Wow man. I am truly impressed. This is one of your better pieces. This was truly a tragedy. You showed the pain and anger that many Londoners (?) must have felt, after the macabre event. Yet, despite making it angry you managed to keep it...Dare I say beautifully writen. Yes, I know coming from me it probably doesnt mean much, but I mean what I'm writing man. You are quite talented. Good write. -
Wow Kyle... in all honesty I didnt expect this. Your stanza form I did, because it's what your best at. But the words you used and the way you use them again.. startle me..
And panic clenched my heart,
Somewhere inside me I feared that this
Attack was merely a start.
From here the chaos would surely spread,
They'd only just begun,
The frightening thing about terror is...
There's nowhere you can run.
that stanza. It leaves a dent in my composure because again, its the brutal truth. It's almost a morose feeling that... no matter what you do... no matter where you go.. there you are and there's no escaping what's apart of you (so to say)
your last few lines were just as big of an impact. I mean... >.< Goddamn it.. why'd I have to read this thing on a day I was sick. if I wasnt sick I'd be all wordy and make you snicker and pick up a damned dictionary.
Your poem is a mural of subtle truths that assult a mind known in the heart to explode with pain from the fear that someone can provoke within.
This poem is a prime example of what is in, a blend of characterisitcs that examine the way of masochistic men get their jollies...
(if that makes any sense... doesnt think it does)

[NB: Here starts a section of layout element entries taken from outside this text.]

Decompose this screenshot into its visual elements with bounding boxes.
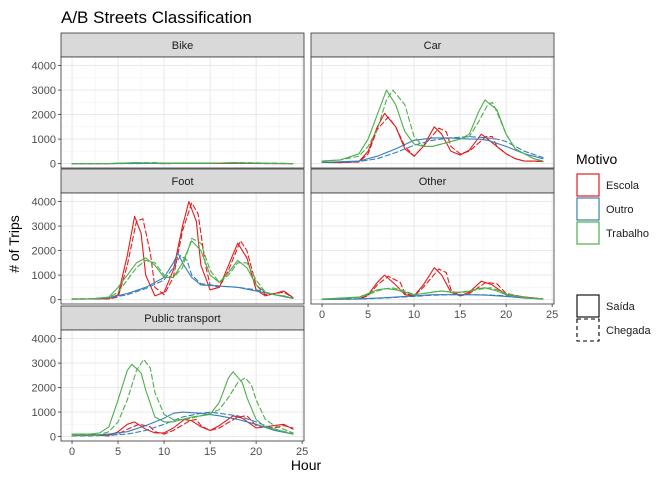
legend-item-outro: Outro [576, 197, 634, 221]
y-tick-label: 0 [50, 159, 56, 171]
legend-item-chegada: Chegada [576, 318, 652, 342]
series-line-public-transport-outro-sa-da [71, 411, 294, 436]
series-line-foot-trabalho-chegada [71, 237, 294, 300]
facet-label-foot: Foot [171, 176, 193, 188]
legend-label-sa-da: Saída [606, 301, 636, 313]
facet-strip-car [310, 32, 555, 58]
x-tick-label: 0 [69, 446, 75, 458]
legend-item-escola: Escola [576, 173, 640, 197]
panel-background-public-transport [61, 330, 304, 441]
x-tick-label: 25 [296, 446, 308, 458]
series-line-other-trabalho-sa-da [321, 287, 544, 300]
y-tick-label: 4000 [32, 61, 56, 73]
panel-border-other [310, 192, 555, 305]
series-line-foot-trabalho-sa-da [71, 240, 294, 300]
y-tick-label: 2000 [32, 383, 56, 395]
panel-background-other [311, 193, 554, 304]
legend-item-sa-da: Saída [576, 294, 636, 318]
series-line-other-outro-chegada [321, 294, 544, 300]
series-line-foot-outro-sa-da [71, 252, 294, 300]
series-line-car-outro-chegada [321, 136, 544, 163]
facet-strip-bike [60, 32, 305, 58]
series-line-public-transport-outro-chegada [71, 411, 294, 437]
x-tick-label: 10 [408, 309, 420, 321]
facet-strip-other [310, 168, 555, 194]
x-tick-label: 15 [454, 309, 466, 321]
legend-color-title: Motivo [576, 151, 617, 167]
y-tick-label: 2000 [32, 246, 56, 258]
y-tick-label: 1000 [32, 270, 56, 282]
series-line-foot-escola-chegada [71, 202, 294, 300]
series-line-bike-trabalho-chegada [71, 162, 294, 165]
legend-label-trabalho: Trabalho [606, 228, 649, 240]
legend-linetype-items: Saída Chegada [576, 294, 652, 342]
legend-label-escola: Escola [606, 180, 640, 192]
facet-car: Car [310, 32, 555, 169]
series-line-car-trabalho-chegada [321, 89, 544, 162]
chart-title: A/B Streets Classification [61, 8, 252, 27]
facet-label-bike: Bike [172, 40, 193, 52]
y-tick-label: 0 [50, 295, 56, 307]
y-tick-label: 4000 [32, 334, 56, 346]
facet-strip-public-transport [60, 305, 305, 331]
y-tick-label: 1000 [32, 407, 56, 419]
x-tick-label: 5 [365, 309, 371, 321]
legend-label-outro: Outro [606, 204, 634, 216]
legend-key-trabalho [576, 221, 600, 245]
facet-panels: Bike01000200030004000CarFoot010002000300… [32, 32, 558, 458]
x-tick-label: 20 [250, 446, 262, 458]
y-tick-label: 2000 [32, 110, 56, 122]
facet-strip-foot [60, 168, 305, 194]
x-tick-label: 25 [546, 309, 558, 321]
legend-label-chegada: Chegada [606, 325, 652, 337]
y-tick-label: 1000 [32, 134, 56, 146]
y-tick-label: 0 [50, 432, 56, 444]
y-tick-label: 3000 [32, 221, 56, 233]
facet-label-other: Other [419, 176, 447, 188]
legend-key-chegada [576, 318, 600, 342]
panel-border-bike [60, 56, 305, 169]
series-line-public-transport-trabalho-chegada [71, 358, 294, 436]
x-tick-label: 0 [319, 309, 325, 321]
x-tick-label: 10 [158, 446, 170, 458]
legend-item-trabalho: Trabalho [576, 221, 649, 245]
x-axis-label: Hour [291, 457, 322, 473]
y-tick-label: 4000 [32, 197, 56, 209]
legend-key-escola [576, 173, 600, 197]
panel-border-public-transport [60, 329, 305, 442]
y-axis-label: # of Trips [6, 215, 22, 273]
legend: Motivo Escola Outro Trabalho Saída Chegada [576, 151, 652, 342]
series-line-car-escola-chegada [321, 116, 544, 164]
panel-background-bike [61, 57, 304, 168]
legend-key-sa-da [576, 294, 600, 318]
facet-other: Other 0 5 10 15 20 25 [310, 168, 558, 321]
x-tick-label: 5 [115, 446, 121, 458]
series-line-other-trabalho-chegada [321, 287, 544, 300]
facet-bike: Bike 0 1000 2000 3000 4000 [32, 32, 305, 171]
y-tick-label: 3000 [32, 358, 56, 370]
x-tick-label: 20 [500, 309, 512, 321]
panel-border-foot [60, 192, 305, 305]
x-tick-label: 15 [204, 446, 216, 458]
y-tick-label: 3000 [32, 85, 56, 97]
panel-border-car [310, 56, 555, 169]
panel-background-foot [61, 193, 304, 304]
facet-label-public-transport: Public transport [144, 313, 220, 325]
legend-key-outro [576, 197, 600, 221]
series-line-public-transport-trabalho-sa-da [71, 363, 294, 435]
facet-foot: Foot 0 1000 2000 3000 4000 [32, 168, 305, 307]
series-line-foot-outro-chegada [71, 254, 294, 300]
facet-label-car: Car [424, 40, 442, 52]
facet-public-transport: Public transport 0 1000 2000 3000 4000 0 5 10 15 2… [32, 305, 308, 458]
legend-color-items: Escola Outro Trabalho [576, 173, 649, 245]
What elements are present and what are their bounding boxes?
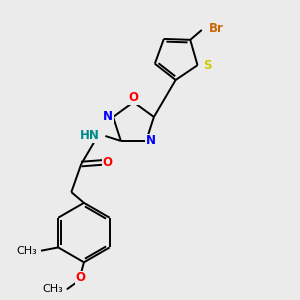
Text: S: S (203, 59, 212, 72)
Text: N: N (146, 134, 156, 147)
Text: CH₃: CH₃ (16, 246, 37, 256)
Text: O: O (76, 271, 85, 284)
Text: CH₃: CH₃ (42, 284, 63, 294)
Text: Br: Br (209, 22, 224, 35)
Text: N: N (103, 110, 113, 123)
Text: HN: HN (80, 130, 99, 142)
Text: O: O (103, 156, 113, 169)
Text: O: O (128, 91, 139, 104)
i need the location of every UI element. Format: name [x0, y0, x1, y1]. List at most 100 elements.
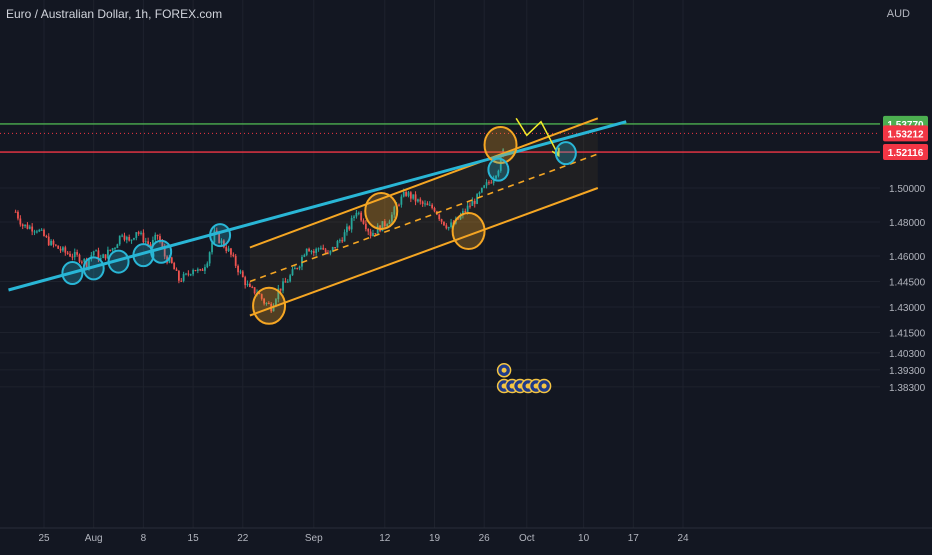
candle-body: [402, 191, 405, 197]
candle-body: [95, 250, 97, 252]
price-badge-label: 1.53212: [887, 129, 924, 140]
candle-body: [263, 298, 265, 304]
candle-body: [208, 252, 211, 264]
candle-body: [353, 216, 355, 218]
candle-body: [464, 211, 467, 213]
price-tick-label: 1.46000: [889, 252, 926, 263]
candle-body: [260, 294, 263, 299]
candle-body: [357, 212, 360, 214]
candle-body: [31, 226, 34, 232]
candle-body: [471, 200, 474, 206]
candle-body: [187, 273, 190, 275]
touch-point-circle[interactable]: [132, 243, 155, 268]
candle-body: [227, 248, 230, 251]
candle-body: [320, 247, 322, 249]
price-tick-label: 1.50000: [889, 184, 926, 195]
candle-body: [480, 187, 483, 193]
candle-body: [253, 287, 256, 294]
candle-body: [445, 225, 448, 229]
candle-body: [244, 277, 247, 286]
projection-arrowhead: [551, 147, 560, 158]
candle-body: [173, 262, 176, 270]
candle-body: [251, 286, 254, 288]
candle-body: [419, 199, 422, 202]
touch-point-circle[interactable]: [61, 261, 84, 285]
candle-body: [180, 280, 183, 282]
candle-body: [291, 269, 294, 276]
candle-body: [52, 240, 55, 245]
time-tick-label: 19: [429, 533, 441, 544]
candle-body: [133, 238, 135, 240]
candle-body: [383, 221, 386, 227]
candle-body: [421, 201, 424, 204]
candle-body: [440, 219, 443, 222]
touch-point-circle[interactable]: [451, 212, 486, 251]
candle-body: [322, 247, 325, 250]
candle-body: [33, 231, 36, 233]
candle-body: [80, 261, 83, 263]
candle-body: [249, 283, 251, 287]
candle-body: [182, 274, 185, 281]
candle-body: [230, 248, 232, 255]
candle-body: [267, 303, 270, 305]
touch-point-circle[interactable]: [487, 157, 510, 182]
candle-body: [428, 204, 431, 206]
touch-point-circle[interactable]: [107, 249, 130, 274]
candle-body: [367, 229, 370, 232]
price-tick-label: 1.43000: [889, 303, 926, 314]
candle-body: [73, 252, 76, 258]
touch-point-circle[interactable]: [554, 141, 577, 166]
channel-upper-line[interactable]: [249, 117, 599, 249]
channel-lower-line[interactable]: [249, 187, 599, 317]
candle-body: [19, 218, 22, 225]
candle-body: [296, 268, 299, 270]
candle-body: [97, 250, 100, 260]
touch-point-circle[interactable]: [150, 239, 173, 264]
touch-point-circle[interactable]: [82, 256, 105, 281]
candle-body: [178, 270, 180, 281]
candle-body: [43, 229, 45, 237]
candle-body: [116, 244, 119, 249]
candle-body: [170, 257, 173, 263]
candle-body: [40, 229, 43, 231]
candle-body: [362, 220, 365, 224]
candle-body: [438, 214, 441, 220]
candle-body: [76, 252, 79, 255]
channel-middle-line[interactable]: [249, 153, 599, 283]
candle-body: [144, 241, 147, 243]
candle-body: [149, 243, 152, 247]
projection-path[interactable]: [515, 117, 560, 157]
candle-body: [59, 248, 62, 251]
time-tick-label: 10: [578, 533, 590, 544]
candle-body: [206, 263, 209, 268]
candle-body: [47, 236, 50, 246]
candle-body: [374, 233, 377, 235]
touch-point-circle[interactable]: [252, 286, 287, 325]
candle-body: [38, 229, 41, 232]
candle-body: [102, 254, 105, 259]
candle-body: [194, 270, 197, 272]
candle-body: [360, 212, 363, 221]
touch-point-circle[interactable]: [364, 191, 399, 230]
candle-body: [218, 232, 221, 244]
trendline[interactable]: [8, 120, 627, 292]
touch-point-circle[interactable]: [483, 125, 518, 164]
candle-body: [258, 293, 261, 295]
candle-body: [130, 239, 133, 241]
candle-body: [99, 258, 102, 260]
touch-point-circle[interactable]: [209, 223, 232, 248]
price-badge: [883, 125, 928, 142]
candle-body: [412, 194, 415, 199]
candle-body: [312, 251, 315, 253]
time-tick-label: 12: [379, 533, 391, 544]
candle-body: [277, 288, 280, 300]
candle-body: [495, 175, 497, 179]
candle-body: [372, 233, 374, 237]
candle-body: [201, 269, 204, 271]
candle-body: [85, 259, 88, 267]
candle-body: [457, 218, 460, 220]
candle-body: [50, 240, 52, 246]
candle-body: [114, 248, 116, 250]
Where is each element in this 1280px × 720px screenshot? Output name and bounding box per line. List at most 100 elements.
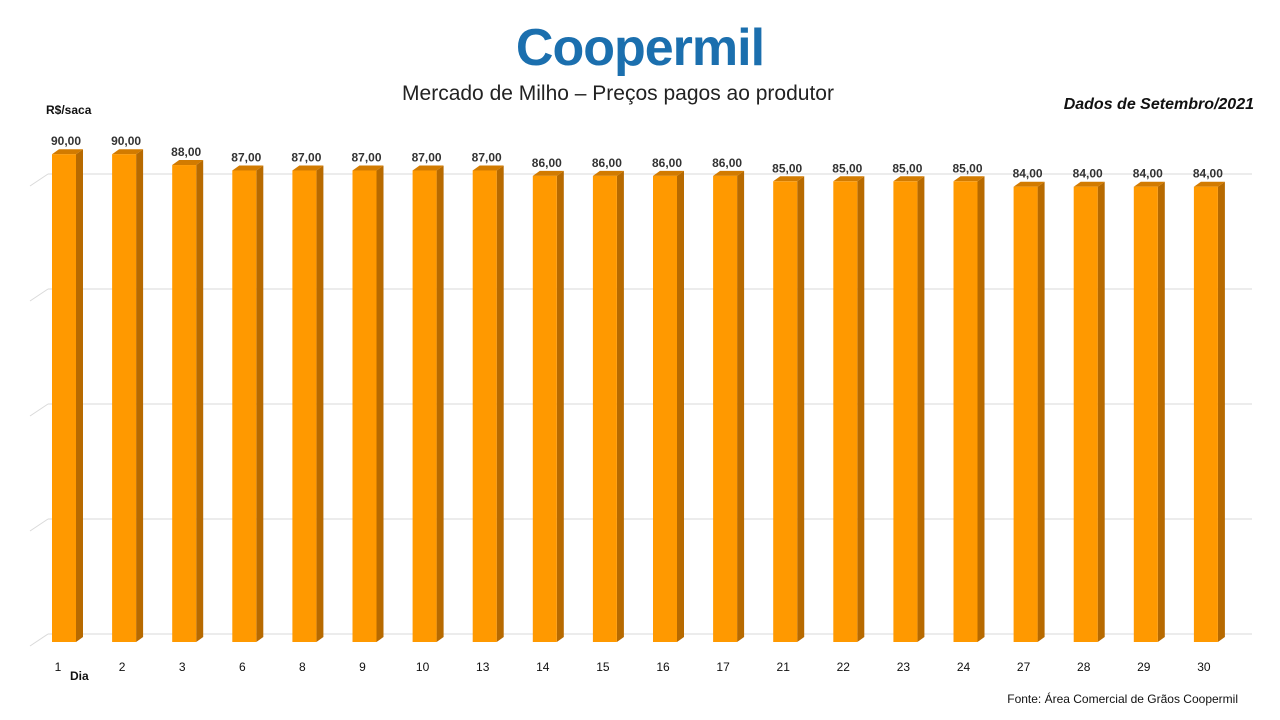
bar-top (1073, 181, 1105, 187)
bar (1013, 186, 1038, 642)
bar-top (472, 165, 504, 171)
gridline-depth (29, 288, 49, 302)
bar (653, 175, 677, 642)
x-tick-label: 14 (536, 660, 550, 674)
data-label: 87,00 (412, 150, 442, 164)
bar-side (917, 176, 925, 643)
bar (1193, 186, 1218, 642)
gridline-depth (29, 633, 49, 647)
x-tick-label: 15 (596, 660, 610, 674)
bar (172, 165, 197, 643)
bar-side (76, 149, 83, 642)
x-tick-label: 10 (416, 660, 430, 674)
gridline-depth (29, 173, 49, 187)
bar-top (172, 160, 204, 166)
bar (292, 170, 317, 642)
bar-top (232, 165, 264, 171)
x-tick-label: 17 (716, 660, 730, 674)
bar-side (1037, 181, 1045, 642)
data-label: 86,00 (532, 156, 562, 170)
bar-top (833, 176, 865, 182)
bar (713, 175, 738, 642)
bar (232, 170, 257, 642)
bar (412, 170, 437, 642)
x-tick-label: 1 (55, 660, 62, 674)
data-label: 86,00 (712, 156, 742, 170)
data-label: 86,00 (592, 156, 622, 170)
data-label: 85,00 (772, 161, 802, 175)
x-tick-label: 21 (777, 660, 791, 674)
bar-top (112, 149, 144, 155)
bar (52, 154, 76, 642)
gridline-depth (29, 403, 49, 417)
bar-side (1217, 181, 1225, 642)
bar (352, 170, 377, 642)
gridline-depth (29, 518, 49, 532)
x-tick-label: 27 (1017, 660, 1031, 674)
bar (112, 154, 137, 642)
bar-side (857, 176, 865, 643)
x-tick-label: 8 (299, 660, 306, 674)
bar-side (737, 170, 745, 642)
data-label: 85,00 (892, 161, 922, 175)
data-label: 87,00 (291, 150, 321, 164)
bar-side (556, 170, 564, 642)
data-label: 86,00 (652, 156, 682, 170)
chart-title: Mercado de Milho – Preços pagos ao produ… (402, 82, 834, 105)
data-label: 90,00 (111, 134, 141, 148)
bar-top (953, 176, 985, 182)
bar-side (196, 160, 204, 643)
bar (1133, 186, 1158, 642)
bar-side (256, 165, 264, 642)
bar-top (52, 149, 83, 155)
bar (592, 175, 617, 642)
bar-top (1133, 181, 1165, 187)
bar-side (677, 170, 684, 642)
x-tick-label: 30 (1197, 660, 1211, 674)
bar-top (653, 170, 684, 176)
data-label: 85,00 (832, 161, 862, 175)
bar-side (616, 170, 624, 642)
bar-top (713, 170, 745, 176)
x-tick-label: 16 (656, 660, 670, 674)
bar-side (136, 149, 144, 642)
x-tick-label: 6 (239, 660, 246, 674)
data-label: 90,00 (51, 134, 81, 148)
bar-side (316, 165, 324, 642)
y-axis-label: R$/saca (46, 103, 92, 117)
bar (893, 181, 918, 643)
period-label: Dados de Setembro/2021 (1063, 96, 1254, 113)
bar (472, 170, 497, 642)
bar (833, 181, 858, 643)
data-label: 87,00 (351, 150, 381, 164)
source-note: Fonte: Área Comercial de Grãos Coopermil (1007, 692, 1238, 706)
x-tick-label: 29 (1137, 660, 1151, 674)
bar-top (1193, 181, 1225, 187)
bar-top (1013, 181, 1045, 187)
bar-side (496, 165, 504, 642)
bar (773, 181, 798, 643)
bar-side (1097, 181, 1105, 642)
bar-side (1157, 181, 1165, 642)
data-label: 84,00 (1073, 167, 1103, 181)
x-axis-label: Dia (70, 669, 89, 683)
bar-side (977, 176, 985, 643)
data-label: 84,00 (1193, 167, 1223, 181)
bar-side (376, 165, 384, 642)
x-tick-label: 24 (957, 660, 971, 674)
data-label: 84,00 (1133, 167, 1163, 181)
data-label: 85,00 (952, 161, 982, 175)
coopermil-logo: Coopermil (515, 19, 765, 77)
x-tick-label: 13 (476, 660, 490, 674)
bar (1073, 186, 1098, 642)
data-label: 88,00 (171, 145, 201, 159)
bar (532, 175, 557, 642)
bar-top (773, 176, 805, 182)
bar-top (352, 165, 384, 171)
bar-side (436, 165, 444, 642)
bar-side (797, 176, 805, 643)
bar-top (532, 170, 564, 176)
x-tick-label: 9 (359, 660, 366, 674)
data-label: 87,00 (472, 150, 502, 164)
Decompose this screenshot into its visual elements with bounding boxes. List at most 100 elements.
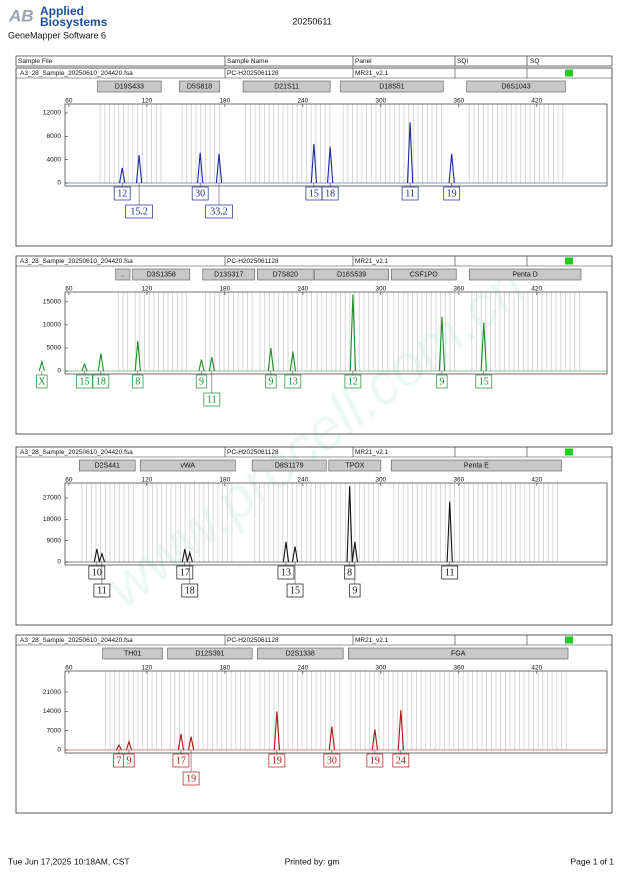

Anywho, the way you wrote this poem and the way your personified yourself in a calm, slightly astonished way... I dont know.. I feel like I was right there next to you as you spoke... and thank the heavens it isnt your home town. *cuddles you warmly* You stay out of london... and out of new york, ya hear?
Patricia -
Excellant. Were you really there? I am sorry if you were. This is a very good poem, really good imagery.